In the era of F-35s, F-22s and B-21s, stealth technology has continued to advance and envelope an even greater portion of America’s airborne war fighting apparatus — but not too long ago, America’s stealth aircraft (and their capabilities) remains a closely guarded secret.

The Nighthawk’s angular design is actually a product of the limited computational power back during its development in the 1970s. The optimal shape for a radar deflecting aircraft that the computers of the era were able to manage was a sort of flat diamond — which Lockheed’s staff took to calling the “hopeless diamond,” as the unusual shape offered little promise of actually managing to stay airborne.

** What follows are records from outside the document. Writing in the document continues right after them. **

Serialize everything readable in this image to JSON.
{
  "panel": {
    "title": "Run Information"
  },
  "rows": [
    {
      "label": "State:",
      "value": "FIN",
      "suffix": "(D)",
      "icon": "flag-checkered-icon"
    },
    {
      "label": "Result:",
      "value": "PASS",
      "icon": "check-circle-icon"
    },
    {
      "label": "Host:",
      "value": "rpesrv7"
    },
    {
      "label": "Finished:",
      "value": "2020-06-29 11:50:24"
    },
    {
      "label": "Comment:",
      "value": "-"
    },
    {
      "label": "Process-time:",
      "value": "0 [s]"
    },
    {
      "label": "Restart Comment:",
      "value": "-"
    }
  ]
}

As the aircraft continued to take shape, Lockheed quickly realized that the only way flying the F-117 wouldn’t be “hopeless” would be to turn the controls of the aircraft over to computers. Because it was designed specifically for stealth (and not for performance) the aircraft proved to be impossible to fly manually. According to Lockheed, the design is aerodynamically unstable across all three of its axes.

Pilots controlled the aircraft by way of the onboard computers, which make constant corrections to offset the unstable design.

That wasn’t the only trickery afoot with the Nighthawk — the Air Force also tricked the pilots they tailored for the program, giving the deep penetration bomber an “F” prefix (F-117) to indicate that it was a fighter, specifically because they assumed the best pilots in the force would want to carry the moniker “fighter” pilot.

The F-117 Nighthawk was officially retired in 2008, though a number of them will remain in operational storage for what promises to be years to come. Nonetheless, no one will likely ever see 25 of these incredible aircraft flying in one formation ever again.